Visi Rohani dalam Perspektif Alkitab Bagi Para Pemuda Masa Kini

Oleh Samuel T. Gultom, M.Th

 

VISI ROHANI DALAM PERSPEKTIF ALKITAB
BAGI PARA PEMUDA MASA KINI
Samuel T. Gunawan, SE, M.Th

“Where there is no vision, the people perish: but he that keepet the law, happy is he (Dimana tidak ada visi, umat pun binasalah: Tetapi dia yang berpegang pada hukum, berbahagialah dia)” - Amsal 29:18, King James Version -


Prolog

Tidak ada kehidupan yang dapat dijalani dengan penuh arti bagi Tuhan dan tidak ada pekerjaan penuh arti yang dapat dilakukan bagi Tuhan jika tidak dilandasi kuat oleh sebuah visi rohani (spritual vision). Melalui suatu perjumpaan dengan Tuhan, Abraham dalam ketaatan iman mengemban visi dari Tuhan untuk pergi ke suatu negeri yang ditunjukkan Tuhan baginya (Ibrani 11:8; Bdk Kejadian 12:1-4). Visi yang Tuhan berikan kepada Musa dalam perjumpaan di “Semak Duri Yang Menyala” di Gunung Horeb, telah mengubah hidup Musa, dari seorang pengembala domba menjadi pemimpin umat Israel yang besar dan termasyur itu (Keluaran 3:1-22; Ibrani 11:23-29). Baik Abraham maupun Musa, mendapat visi dari Tuhan yang berakar kuat dalam diri mereka. Jadi, visi dari Tuhanlah yang mengangkat seseorang dari taraf yang biasa-biasa saja dan memungkinkan dia mencapai hal-hal besar bagi kemuliaan Tuhan.

Pengertian Visi

Jerry C. Wofford mendefiniskan visi sebagai, “Suatu keadaan masa depan yang ideal atau unik yang terkristal menjadi suatu gambaran atau pernyataan singkat” (Wofford, J.C, 2001., Kepemimpinan Kristen Yang Mengubahkan. terjemahan, Penerbit ANDI: Yokyakarta, hal 48). Burt Nanus menggambarkan visi sebagai, “suatu gagasan yang begitu menguatkan sehingga menjadi lompatan awal menuju ke masa depan dengan cara menggalang bersama keterailan, talenta dan sumberdaya untuk mewujudkannya” (Boa, Kenneth, Sid Buzzell & Bill Perkins, 2013. Handbook To Leadership. Terjemahan, Penerbit Yayasan Komunikasi Bina Kasih: Jakarta, hal. 118). Sementara itu, Charles Swindoll mendeskripsikan visi secara lengkap sebagai sebagai berikut, “visi adalah sesuatu yang penting untuk keberlangsungan hidup. Visi lahir dari adanya iman, ditopang oleh pengharapan, dipercerah oleh imajinasi dan diperkuat oleh semangat. Visi lebih besar daripada penglihatan mata jasmani, lebih dalam daripada impian, lebih besar daripada sebuah gagasan. Visi mencakup pemandangan luas yang berada di luar batas-batas perkiraan, kepastian dan sangkaan, Tanpa visi, tidak mengherankan bila tamatlah riwayat kita” (Gordon, Bob, 2000., Visi Seorang Pemimpin. Terjemahan, Penerbit Nafiri Gabriel: Jakarta, hal 1).

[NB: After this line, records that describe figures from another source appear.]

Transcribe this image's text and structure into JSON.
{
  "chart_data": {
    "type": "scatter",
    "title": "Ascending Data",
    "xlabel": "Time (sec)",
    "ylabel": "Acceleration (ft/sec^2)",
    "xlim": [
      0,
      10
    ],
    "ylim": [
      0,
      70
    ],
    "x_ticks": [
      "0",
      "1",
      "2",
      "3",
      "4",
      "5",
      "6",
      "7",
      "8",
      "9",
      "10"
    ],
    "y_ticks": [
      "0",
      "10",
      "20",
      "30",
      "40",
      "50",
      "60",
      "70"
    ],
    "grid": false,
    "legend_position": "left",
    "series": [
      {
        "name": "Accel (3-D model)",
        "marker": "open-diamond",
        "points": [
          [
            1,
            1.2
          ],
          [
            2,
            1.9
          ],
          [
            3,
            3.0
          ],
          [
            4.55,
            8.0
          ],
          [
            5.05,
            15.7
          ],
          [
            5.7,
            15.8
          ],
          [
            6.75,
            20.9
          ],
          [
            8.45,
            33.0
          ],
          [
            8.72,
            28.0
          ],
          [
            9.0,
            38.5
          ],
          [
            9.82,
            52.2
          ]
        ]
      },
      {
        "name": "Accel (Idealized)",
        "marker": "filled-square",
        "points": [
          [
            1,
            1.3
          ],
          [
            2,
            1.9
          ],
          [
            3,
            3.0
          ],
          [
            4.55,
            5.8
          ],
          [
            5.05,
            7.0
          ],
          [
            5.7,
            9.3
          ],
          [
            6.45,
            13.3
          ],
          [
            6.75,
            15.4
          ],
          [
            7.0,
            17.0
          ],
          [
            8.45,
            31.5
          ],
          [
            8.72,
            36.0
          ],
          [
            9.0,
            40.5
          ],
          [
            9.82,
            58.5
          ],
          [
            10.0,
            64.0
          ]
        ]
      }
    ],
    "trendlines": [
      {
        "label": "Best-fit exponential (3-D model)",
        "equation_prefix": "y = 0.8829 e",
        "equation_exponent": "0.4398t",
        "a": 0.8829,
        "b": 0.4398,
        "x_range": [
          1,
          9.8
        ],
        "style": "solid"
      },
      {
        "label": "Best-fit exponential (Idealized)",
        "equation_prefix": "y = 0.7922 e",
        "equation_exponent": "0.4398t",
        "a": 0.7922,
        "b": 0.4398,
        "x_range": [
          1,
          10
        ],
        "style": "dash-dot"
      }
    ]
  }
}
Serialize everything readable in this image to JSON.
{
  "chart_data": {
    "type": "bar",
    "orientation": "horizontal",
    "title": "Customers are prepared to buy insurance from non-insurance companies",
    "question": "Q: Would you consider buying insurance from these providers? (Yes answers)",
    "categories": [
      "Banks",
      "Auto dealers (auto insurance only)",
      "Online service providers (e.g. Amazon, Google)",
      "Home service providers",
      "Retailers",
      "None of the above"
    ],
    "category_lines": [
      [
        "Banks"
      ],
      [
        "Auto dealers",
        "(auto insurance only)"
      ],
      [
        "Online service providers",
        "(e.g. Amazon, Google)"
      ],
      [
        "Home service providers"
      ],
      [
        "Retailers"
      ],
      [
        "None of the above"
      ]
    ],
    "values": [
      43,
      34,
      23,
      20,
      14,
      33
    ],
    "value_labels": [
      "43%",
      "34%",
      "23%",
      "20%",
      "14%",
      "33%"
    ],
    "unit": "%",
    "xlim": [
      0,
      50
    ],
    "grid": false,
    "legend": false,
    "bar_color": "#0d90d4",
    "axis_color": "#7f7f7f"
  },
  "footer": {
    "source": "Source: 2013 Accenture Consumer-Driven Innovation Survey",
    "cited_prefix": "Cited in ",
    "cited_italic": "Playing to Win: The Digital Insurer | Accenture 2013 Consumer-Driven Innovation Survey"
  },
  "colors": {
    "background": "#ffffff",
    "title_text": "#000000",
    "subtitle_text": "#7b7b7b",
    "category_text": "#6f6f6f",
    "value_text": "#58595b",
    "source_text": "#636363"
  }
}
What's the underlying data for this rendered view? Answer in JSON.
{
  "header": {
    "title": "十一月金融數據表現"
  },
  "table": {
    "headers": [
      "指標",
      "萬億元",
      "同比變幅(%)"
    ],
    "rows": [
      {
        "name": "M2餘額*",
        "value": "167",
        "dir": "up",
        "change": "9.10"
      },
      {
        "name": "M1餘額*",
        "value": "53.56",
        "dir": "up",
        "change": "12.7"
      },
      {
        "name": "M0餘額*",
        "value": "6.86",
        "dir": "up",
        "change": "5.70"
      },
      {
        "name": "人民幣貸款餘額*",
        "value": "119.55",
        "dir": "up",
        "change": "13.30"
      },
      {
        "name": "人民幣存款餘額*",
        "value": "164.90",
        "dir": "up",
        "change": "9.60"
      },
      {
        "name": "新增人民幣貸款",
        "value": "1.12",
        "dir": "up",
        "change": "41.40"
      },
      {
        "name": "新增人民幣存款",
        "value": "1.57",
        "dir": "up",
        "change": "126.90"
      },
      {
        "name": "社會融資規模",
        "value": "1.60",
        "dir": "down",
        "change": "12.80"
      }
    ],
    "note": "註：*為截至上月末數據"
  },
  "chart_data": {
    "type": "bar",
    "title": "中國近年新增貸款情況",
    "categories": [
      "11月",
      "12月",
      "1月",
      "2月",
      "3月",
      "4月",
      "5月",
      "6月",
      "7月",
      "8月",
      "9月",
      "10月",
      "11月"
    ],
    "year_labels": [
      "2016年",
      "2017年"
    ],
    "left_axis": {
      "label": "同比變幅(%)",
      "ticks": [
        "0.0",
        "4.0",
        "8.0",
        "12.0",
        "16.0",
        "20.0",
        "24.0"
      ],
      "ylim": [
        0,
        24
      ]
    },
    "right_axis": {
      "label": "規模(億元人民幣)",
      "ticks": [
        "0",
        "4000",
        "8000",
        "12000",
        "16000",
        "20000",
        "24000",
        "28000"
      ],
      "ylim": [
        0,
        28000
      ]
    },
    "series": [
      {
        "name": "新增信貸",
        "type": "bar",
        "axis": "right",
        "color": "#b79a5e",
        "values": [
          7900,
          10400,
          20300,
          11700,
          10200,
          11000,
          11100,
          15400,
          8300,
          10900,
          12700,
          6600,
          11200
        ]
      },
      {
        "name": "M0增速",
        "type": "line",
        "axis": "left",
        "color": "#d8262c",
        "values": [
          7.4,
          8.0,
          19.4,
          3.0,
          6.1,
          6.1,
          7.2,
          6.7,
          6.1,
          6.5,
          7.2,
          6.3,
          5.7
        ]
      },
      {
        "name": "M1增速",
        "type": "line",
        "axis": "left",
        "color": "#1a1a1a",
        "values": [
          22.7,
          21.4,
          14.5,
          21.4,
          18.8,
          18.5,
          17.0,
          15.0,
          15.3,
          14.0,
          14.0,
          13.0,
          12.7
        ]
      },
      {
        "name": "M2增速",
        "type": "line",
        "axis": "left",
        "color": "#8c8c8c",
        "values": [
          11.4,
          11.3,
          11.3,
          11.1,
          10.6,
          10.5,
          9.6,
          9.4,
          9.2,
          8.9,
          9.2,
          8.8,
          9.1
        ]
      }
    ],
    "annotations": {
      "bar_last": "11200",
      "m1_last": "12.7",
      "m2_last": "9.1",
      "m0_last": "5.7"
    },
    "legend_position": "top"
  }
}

Visi Pribadi dan Visi Bersama

Ada dua tahap dari visi rohani, yaitu: visi pribadi dan visi bersama. Visi pribadi adalah visi rohani yang Tuhan berikan secara pribadi kepada seseorang. Visi pribadi merupakan pekerjaan Roh Kudus dalam kehidupan seseorang yang dialaminya pada saat perjumpaan dengan Tuhan, misalnya pada saat pertobatan atau saat dipanggil dalam suatu pelayanan khusus. Sebagai contoh Rasul Paulus mendapatkan visi pribadi pada peristiwa perjumpaannya dengan Tuhan (Kisah Para Rasul 9:3-30; 26:1-24). Sedangkan visi bersama adalah visi rohani yang diberikan kepada satu orang tetapi berpengaruh pada orang-orang lainnya, tidak hanya pada satu orang itu saja. Biasanya, untuk sebuah visi bersama Allah akan mengirim orang-orang untuk menjadi sebuah tim dalam proses pelaksanaan visi tersebut. Sebagai contoh Musa mendapat visi dari Tuhan untuk membebaskan orang Israel dari perbudakan di Mesir, serta menutun bangsa itu keluar dari sana menuju Tanah Perjanjian. Visi ini melibatkan orang banyak, baik para pemimpin yang diangkat oleh Musa sebagai tim maupun umat Israel secara keseluruhan (Keluaran 3:1-12; 18:13-26).

Alasan Mengapa Kita Memerlukan Visi

Ada banyak alasan mengapa kita membutuhkan visi bagi hidup kita, antara lain: membuat kita memiliki prioritas dan lebih fokus; meningkatkan efisiensi dan mendorong efektifitas; membantu dalam menyusun rencana dan strategi yang tepat; memberikan motivasi dan semangat; menghindari frustasi; menarik orang untuk bersatu dan berpartisipasi; menjadi alat untuk menilai dan mengevaluasi. Dengan demikian dapat dikatakan bahwa visi dari Tuhan akan menentukan arah kehidupan seseorang.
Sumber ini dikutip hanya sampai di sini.